Former Australia captain Ian Chappell has called for a complete rethink of Australia's cricket system after the team's crushing defeat in the ongoing Investec Ashes series in England. In an interview with ESPNcricinfo, Chappell said Australia were now worse off than they were before the Argus review of 2011, and he has forecast dark days ahead due to the lack of batting depth in the domestic system.

The retirement of Michael Clarke and likely departure of Chris Rogers will leave Australia needing at least two new batsmen in their top six after this series, but their replacements are far from obvious.

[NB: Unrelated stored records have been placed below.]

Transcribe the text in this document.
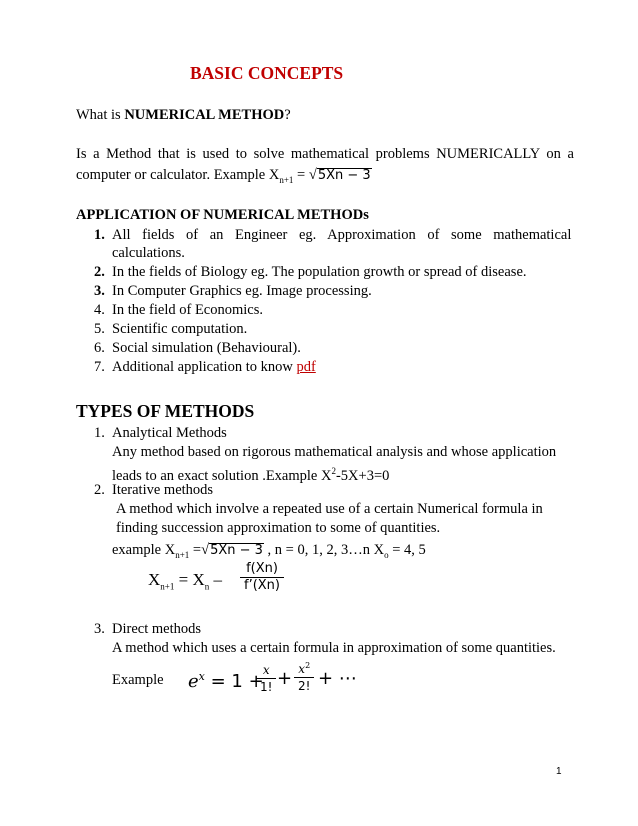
BASIC CONCEPTS
What is NUMERICAL METHOD?
Is a Method that is used to solve mathematical problems NUMERICALLY on a
computer or calculator. Example $X_{n+1} = √5Xn - 3$
APPLICATION OF NUMERICAL METHODs
1. All fields of an Engineer eg. Approximation of some mathematical
calculations.
2. In the fields of Biology eg. The population growth or spread of disease.
3. In Computer Graphics eg. Image processing.
4. In the field of Economics.
5. Scientific computation.
6. Social simulation (Behavioural).
7. Additional application to know pdf
TYPES OF METHODS
1. Analytical Methods
Any method based on rigorous mathematical analysis and whose application
leads to an exact solution .Example $X^2-5X+3=0$
2. Iterative methods
A method which involve a repeated use of a certain Numerical formula in
finding succession approximation to some of quantities.
example $X_{n+1} =√5Xn - 3$ , n = 0, 1, 2, 3…n $X_o = 4$, 5
$X_{n+1} = X_n - \frac{f(Xn)}{f’(Xn)}$
3. Direct methods
A method which uses a certain formula in approximation of some quantities.
Example $e^x = 1$ +
$\frac{x}{1!} + \frac{x^2}{2!}$ + ⋯
1
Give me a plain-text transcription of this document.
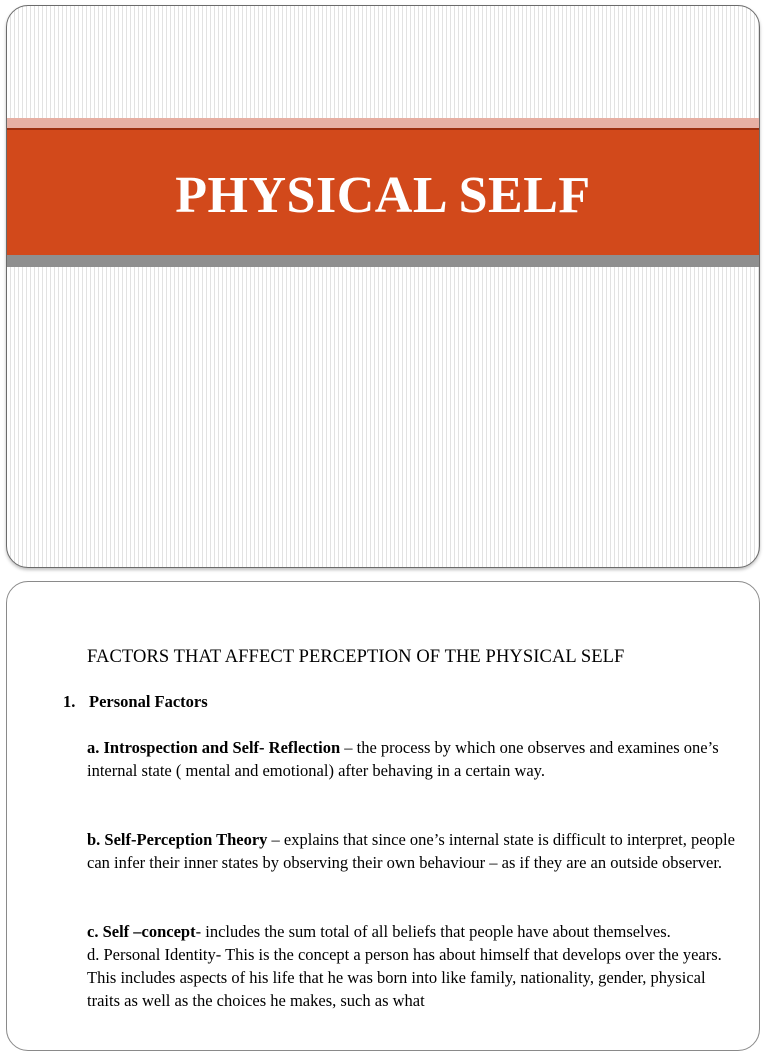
PHYSICAL SELF
FACTORS THAT AFFECT PERCEPTION OF THE PHYSICAL SELF
1. Personal Factors
a. Introspection and Self- Reflection – the process by which one observes and examines one’s internal state ( mental and emotional) after behaving in a certain way.
b. Self-Perception Theory – explains that since one’s internal state is difficult to interpret, people can infer their inner states by observing their own behaviour – as if they are an outside observer.
c. Self –concept- includes the sum total of all beliefs that people have about themselves.
d. Personal Identity- This is the concept a person has about himself that develops over the years. This includes aspects of his life that he was born into like family, nationality, gender, physical traits as well as the choices he makes, such as what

Chappell said the fact that so many of Australia's new Test batsmen in recent years were older - including Rogers, Adam Voges, Ed Cowan, George Bailey and Rob Quiney - was evidence of a failing system.

"Normally you'd be highly critical of the selection panel for doing that, but you have to have sympathy for the selection panel, because what they would obviously like is a lot of young players churning out runs regularly in first-class cricket, and sadly that's just not happening," Chappell said. "That to me is where the major concern is.

"I think there are some guys there with a lot of skill. But whether they would do any better against the moving ball than what we've seen lately - you wouldn't want to be betting your house on it.

"The Argus review was, in my opinion, from the time it was done, a complete waste of time. We're now back in the same boat. In fact I think we're behind the eight-ball because what they did was they added another layer of management. The system is wrong, the Argus report was a waste of time."

Every time I hear people say the batting is better now, I nearly throw up. The hitting is better, but the batting is not better. We've seen that with Australia. The art of survival is on the way out fast
Ian Chappell on the shift in batsmen's mindset

Australia's major failures in recent years have come when the ball has moved, either in spinning conditions or against seam and swing. Chappell said during his playing days, batsmen were exposed to enough variety in conditions during Sheffield Shield cricket that they had confidence in their techniques when asked to tour countries such as England or India, which he believes does not happen now.

"Young players are going to be playing with an IPL contract in mind," Chappell said. "If I can show that I'm a terrific hitter of the ball and I can score at eight an over, that could get me a big IPL contract. So the question you've got to ask yourself is, are they developing techniques that make it easier to play in that manner, to score at eight and ten runs an over and be terrific hitters?

"Every time I hear people say the batting is better now, I nearly throw up, because the batting is not better. The hitting is better, but the batting is not better. We've seen that with Australia. The art of survival is on the way out fast. I don't blame the young guys.

"But this is what the officials, the administrators, have got to work out - is that going to help you in Test cricket? And the answer is no, not unless you have absolutely flat pitches in Test cricket, which I'm not sure we want."

Chappell said one key to improving Australian cricket would be to boost the numbers of 17- and 18-year-olds playing Sheffield Shield cricket and honing their games at that level. However, he felt it could be years before Australian cricket would begin to reap the rewards and in the meantime, the new captain Steven Smith would face some serious challenges with his Test team.